それは終わりでもあり、”魔女”るるもの新たな日々の始まり。
『魔界編』がこれからどういった物語になっていくかはまだ全く解りません。ただ、これまでの『まじもじるるも』とは全く違った物語になっていくことは確かでしょう。…これまでの作品を形成していた大きなものが欠けていったのです。


正直なところ、正面から受け止めることは辛く今でも狼狽し続けいています。しかしこれは渡辺航先生という作家がさらに進化する可能性でもあり、『まじもじるるも』が名作と呼べる作品になるかどうかのターニングポイントでもあるといえるでしょう。私は、渡辺先生を信じて追いかけ続けたい。どうなるかはわかりません、けれどどこかで救済が訪れることを祈りながら。

 

どんなに辛いと思っても、私が『まじもじるるも』という漫画を心底愛しているという気持ちにはかわりはありません。
そして、いま改めて『弱虫ペダル』しか渡辺航先生の作品を知らないという方にも、改めて『まじもじるるも』を読んでもらいたいと思っています。ひとつの終わりを迎えながら、自分にとってはいま最も「目が離せない作品」でもあります。

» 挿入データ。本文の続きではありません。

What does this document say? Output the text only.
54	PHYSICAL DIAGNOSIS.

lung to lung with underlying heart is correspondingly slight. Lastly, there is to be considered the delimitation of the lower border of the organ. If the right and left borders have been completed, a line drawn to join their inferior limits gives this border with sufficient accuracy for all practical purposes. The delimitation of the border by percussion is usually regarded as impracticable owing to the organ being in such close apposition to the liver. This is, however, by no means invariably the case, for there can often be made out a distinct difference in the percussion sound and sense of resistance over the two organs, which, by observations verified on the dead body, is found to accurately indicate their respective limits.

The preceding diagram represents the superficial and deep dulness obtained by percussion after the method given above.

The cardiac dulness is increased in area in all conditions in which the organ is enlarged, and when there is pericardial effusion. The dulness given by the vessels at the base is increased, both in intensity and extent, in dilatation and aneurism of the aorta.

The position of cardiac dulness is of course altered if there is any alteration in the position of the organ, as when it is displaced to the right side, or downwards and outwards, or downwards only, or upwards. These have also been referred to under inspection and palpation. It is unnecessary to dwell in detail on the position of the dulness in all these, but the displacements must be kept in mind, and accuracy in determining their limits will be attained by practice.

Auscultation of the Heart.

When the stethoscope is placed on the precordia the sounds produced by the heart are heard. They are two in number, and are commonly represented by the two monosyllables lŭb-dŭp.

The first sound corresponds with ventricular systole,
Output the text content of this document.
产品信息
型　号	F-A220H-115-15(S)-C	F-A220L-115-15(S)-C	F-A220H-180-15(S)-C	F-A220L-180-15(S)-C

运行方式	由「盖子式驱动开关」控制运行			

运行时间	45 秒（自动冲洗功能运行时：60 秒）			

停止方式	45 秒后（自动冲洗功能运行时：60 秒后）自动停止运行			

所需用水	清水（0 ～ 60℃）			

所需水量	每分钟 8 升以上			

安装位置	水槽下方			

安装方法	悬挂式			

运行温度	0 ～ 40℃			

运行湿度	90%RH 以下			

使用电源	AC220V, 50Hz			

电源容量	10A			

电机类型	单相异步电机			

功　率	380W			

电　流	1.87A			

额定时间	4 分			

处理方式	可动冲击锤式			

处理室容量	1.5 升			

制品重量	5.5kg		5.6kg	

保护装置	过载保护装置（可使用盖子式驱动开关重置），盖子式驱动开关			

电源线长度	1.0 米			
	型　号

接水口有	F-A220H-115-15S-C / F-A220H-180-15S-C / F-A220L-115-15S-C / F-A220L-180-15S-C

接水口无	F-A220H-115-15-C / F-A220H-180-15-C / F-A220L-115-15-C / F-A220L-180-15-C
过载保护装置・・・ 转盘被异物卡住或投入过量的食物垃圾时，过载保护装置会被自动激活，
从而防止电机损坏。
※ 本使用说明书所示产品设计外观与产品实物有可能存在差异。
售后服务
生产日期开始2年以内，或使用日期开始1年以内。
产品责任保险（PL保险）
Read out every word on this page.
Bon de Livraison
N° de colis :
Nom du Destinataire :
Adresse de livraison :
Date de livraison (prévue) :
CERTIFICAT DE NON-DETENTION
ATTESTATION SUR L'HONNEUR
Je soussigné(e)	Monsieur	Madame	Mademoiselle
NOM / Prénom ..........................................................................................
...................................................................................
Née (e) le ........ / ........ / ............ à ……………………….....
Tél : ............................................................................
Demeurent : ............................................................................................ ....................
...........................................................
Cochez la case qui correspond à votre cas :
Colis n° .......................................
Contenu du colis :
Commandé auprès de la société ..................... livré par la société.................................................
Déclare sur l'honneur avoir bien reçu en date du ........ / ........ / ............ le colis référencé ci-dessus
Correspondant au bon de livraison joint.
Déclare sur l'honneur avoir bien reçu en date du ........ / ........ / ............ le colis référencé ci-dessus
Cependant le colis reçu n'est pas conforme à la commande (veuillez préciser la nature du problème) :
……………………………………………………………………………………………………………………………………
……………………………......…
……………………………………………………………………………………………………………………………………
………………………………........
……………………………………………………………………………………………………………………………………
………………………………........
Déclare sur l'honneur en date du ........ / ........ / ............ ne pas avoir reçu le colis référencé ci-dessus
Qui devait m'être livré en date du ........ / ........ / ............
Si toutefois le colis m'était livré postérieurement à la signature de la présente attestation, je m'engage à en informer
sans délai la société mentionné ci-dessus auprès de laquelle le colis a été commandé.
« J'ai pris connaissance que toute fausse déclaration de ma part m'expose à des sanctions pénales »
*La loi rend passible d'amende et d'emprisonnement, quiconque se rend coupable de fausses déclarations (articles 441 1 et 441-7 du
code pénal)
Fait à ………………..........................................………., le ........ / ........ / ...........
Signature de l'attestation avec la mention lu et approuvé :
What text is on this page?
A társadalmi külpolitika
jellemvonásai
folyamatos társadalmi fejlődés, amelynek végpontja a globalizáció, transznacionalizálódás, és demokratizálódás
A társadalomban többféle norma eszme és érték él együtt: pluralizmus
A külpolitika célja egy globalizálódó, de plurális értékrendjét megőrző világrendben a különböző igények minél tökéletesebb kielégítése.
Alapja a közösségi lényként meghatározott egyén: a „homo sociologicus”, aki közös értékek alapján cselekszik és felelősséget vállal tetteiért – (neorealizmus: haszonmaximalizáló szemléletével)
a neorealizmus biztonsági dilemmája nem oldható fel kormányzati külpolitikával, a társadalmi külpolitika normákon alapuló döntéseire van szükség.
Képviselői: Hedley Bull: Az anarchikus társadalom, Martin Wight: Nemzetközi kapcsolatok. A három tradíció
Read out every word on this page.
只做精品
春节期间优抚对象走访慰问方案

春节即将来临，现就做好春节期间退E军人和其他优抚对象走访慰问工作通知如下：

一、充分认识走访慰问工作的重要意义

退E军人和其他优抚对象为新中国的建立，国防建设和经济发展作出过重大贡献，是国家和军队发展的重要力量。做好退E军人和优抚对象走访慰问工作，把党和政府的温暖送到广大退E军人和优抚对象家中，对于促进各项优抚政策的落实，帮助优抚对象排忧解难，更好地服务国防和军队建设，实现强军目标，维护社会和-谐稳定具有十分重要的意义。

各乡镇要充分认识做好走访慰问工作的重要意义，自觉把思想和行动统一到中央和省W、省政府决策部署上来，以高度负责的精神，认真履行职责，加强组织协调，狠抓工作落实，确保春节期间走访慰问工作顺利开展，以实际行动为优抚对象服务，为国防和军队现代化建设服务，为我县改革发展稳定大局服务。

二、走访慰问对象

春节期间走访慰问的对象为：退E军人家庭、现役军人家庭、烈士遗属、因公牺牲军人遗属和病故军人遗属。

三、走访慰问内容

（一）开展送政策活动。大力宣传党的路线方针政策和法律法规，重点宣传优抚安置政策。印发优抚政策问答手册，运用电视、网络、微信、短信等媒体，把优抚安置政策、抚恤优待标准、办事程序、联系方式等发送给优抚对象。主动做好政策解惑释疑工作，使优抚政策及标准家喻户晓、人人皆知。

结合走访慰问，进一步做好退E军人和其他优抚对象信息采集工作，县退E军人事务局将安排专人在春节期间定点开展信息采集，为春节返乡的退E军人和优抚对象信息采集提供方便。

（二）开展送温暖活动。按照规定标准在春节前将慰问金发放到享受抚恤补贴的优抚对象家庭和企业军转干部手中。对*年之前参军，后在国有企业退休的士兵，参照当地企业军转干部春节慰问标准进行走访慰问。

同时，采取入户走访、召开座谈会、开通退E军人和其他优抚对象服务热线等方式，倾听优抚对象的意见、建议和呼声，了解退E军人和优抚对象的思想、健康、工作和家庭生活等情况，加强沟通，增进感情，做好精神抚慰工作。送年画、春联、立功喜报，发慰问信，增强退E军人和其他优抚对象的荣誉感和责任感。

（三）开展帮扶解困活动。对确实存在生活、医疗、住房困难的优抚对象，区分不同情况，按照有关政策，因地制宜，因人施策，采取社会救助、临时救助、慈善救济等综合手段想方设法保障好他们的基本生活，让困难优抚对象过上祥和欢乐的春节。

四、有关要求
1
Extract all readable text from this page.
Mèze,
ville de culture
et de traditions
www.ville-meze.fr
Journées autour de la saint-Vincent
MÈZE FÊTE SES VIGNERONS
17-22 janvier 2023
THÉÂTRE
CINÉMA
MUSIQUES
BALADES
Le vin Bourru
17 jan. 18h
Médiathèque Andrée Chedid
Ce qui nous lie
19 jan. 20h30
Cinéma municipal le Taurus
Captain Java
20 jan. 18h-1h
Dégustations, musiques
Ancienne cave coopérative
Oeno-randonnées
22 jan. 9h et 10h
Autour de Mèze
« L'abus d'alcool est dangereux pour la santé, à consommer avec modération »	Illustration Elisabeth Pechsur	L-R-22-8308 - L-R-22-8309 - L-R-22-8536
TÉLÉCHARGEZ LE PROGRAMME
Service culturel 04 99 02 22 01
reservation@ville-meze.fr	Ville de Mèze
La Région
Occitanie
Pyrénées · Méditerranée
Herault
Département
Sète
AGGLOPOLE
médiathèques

―…折り返しの渡辺先生のコメントにヒントがあったのだと信じたい。



過去エントリ
まじもじるるも/渡辺航 1巻 - 漫画脳
子魔女は空よりやさしいパンツの夢を見るか? まじもじるるも 2巻/渡辺航 - 漫画脳
輪は広がり、愛される子魔女 『まじもじるるも』3巻 - 漫画脳
漫画脳:ほんわか、ちょっぴりせつない、あとるるもかわいい。 『まじもじるるも』4巻
漫画脳:すべての女の子とおっぱいに幸あれ!! 『まじもじるるも』5巻(渡辺航)
漫画脳:もうひとつの”オタク少年へのエール” 『まじもじるるも』6巻(渡辺航)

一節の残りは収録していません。